What is Sales Tax Sourcing?

Sales tax sourcing determines where sales tax is applied and collected when a transaction occurs.

  • Origin-based sourcing means the tax rate is based on the seller’s location: state, county, city, and possibly local district where the business is located. You charge the same rate to every in-state buyer.
  • Destination-based sourcing means the tax rate is based on the buyer’s location: the delivery or destination address. Rates can vary widely depending on where the customer is located.

Why It Matters

  • Origin-based states are easier to manage for sellers, since they charge one rate statewide.
  • Destination-based states are more complex, requiring sellers to calculate taxes based on each buyer’s jurisdiction, which may require tax software or tools.

State-by-State List

Origin-Based States (in-state sales follow seller’s location)

  1. Arizona
  2. California * (state, county, city taxes from origin; district taxes from destination)
  3. Illinois
  4. Mississippi
  5. Missouri
  6. New Mexico
  7. Ohio
  8. Pennsylvania
  9. Tennessee
  10. Texas
  11. Utah
  12. Virginia

California is a hybrid—it uses origin-based sourcing for state/county/city taxes but destination-based for district taxes.

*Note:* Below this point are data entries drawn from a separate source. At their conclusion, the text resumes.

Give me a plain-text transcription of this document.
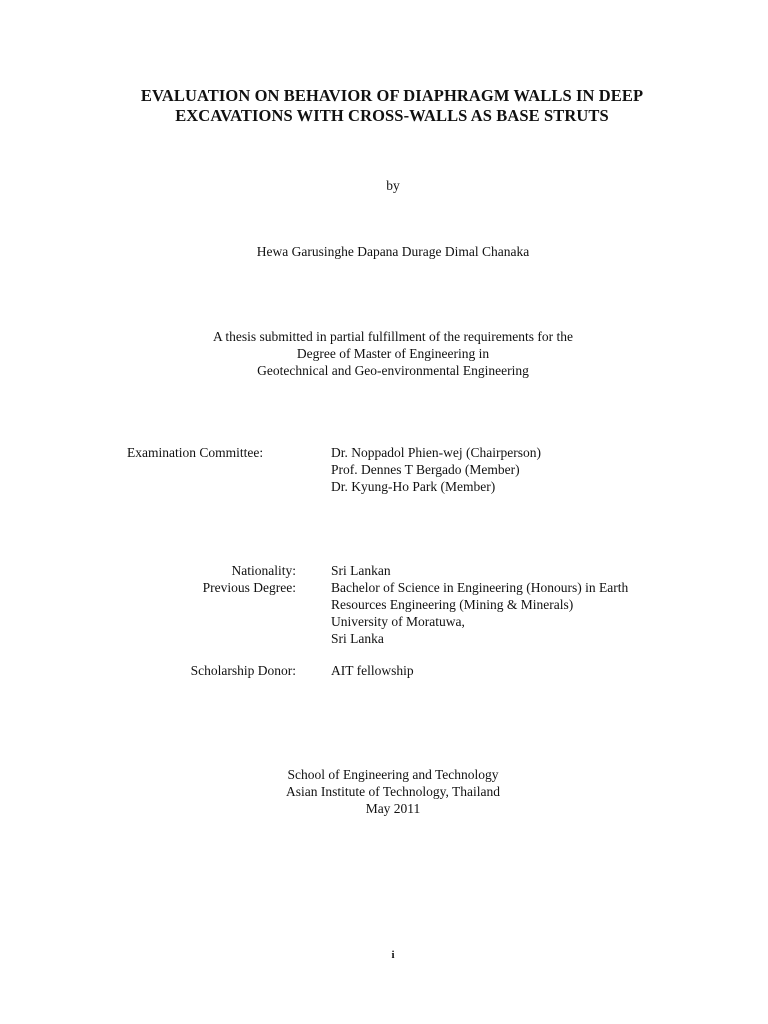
EVALUATION ON BEHAVIOR OF DIAPHRAGM WALLS IN DEEP
EXCAVATIONS WITH CROSS-WALLS AS BASE STRUTS
by
Hewa Garusinghe Dapana Durage Dimal Chanaka
A thesis submitted in partial fulfillment of the requirements for the
Degree of Master of Engineering in
Geotechnical and Geo-environmental Engineering
Examination Committee:	Dr. Noppadol Phien-wej (Chairperson)
Prof. Dennes T Bergado (Member)
Dr. Kyung-Ho Park (Member)
Nationality:	Sri Lankan
Previous Degree:	Bachelor of Science in Engineering (Honours) in Earth
Resources Engineering (Mining & Minerals)
University of Moratuwa,
Sri Lanka
Scholarship Donor:	AIT fellowship
School of Engineering and Technology
Asian Institute of Technology, Thailand
May 2011
i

Destination-Based States (tax based on buyer’s location)

  • Alabama
  • Arkansas
  • Colorado
  • Connecticut
  • District of Columbia
  • Florida
  • Georgia
  • Hawaii
  • Idaho
  • Indiana
  • Iowa
  • Kansas
  • Kentucky
  • Louisiana
  • Maine
  • Maryland
  • Massachusetts
  • Michigan
  • Minnesota
  • Nebraska
  • Nevada
  • New Jersey
  • New York
  • North Carolina
  • North Dakota
  • Oklahoma
  • Rhode Island
  • South Carolina
  • South Dakota
  • Vermont
  • Washington
  • West Virginia
  • Wisconsin
  • Wyoming
  • New Mexico is sometimes listed as destination-based, depending on sources, but it’s also included in origin-based lists

Additional Context: Remote Sellers & Nexus

  • Regardless of origin/destination rules for in-state sales, remote sellers (sellers without physical presence in a state but with “economic nexus” due to sales thresholds) are usually required to follow destination-based sourcing when selling into other states. TaxJarQuaderno
  • Some origin-based states (notably Arizona, California, New Mexico) may have unique or transitional rules for remote sellers, but destination-based sourcing is increasingly standard.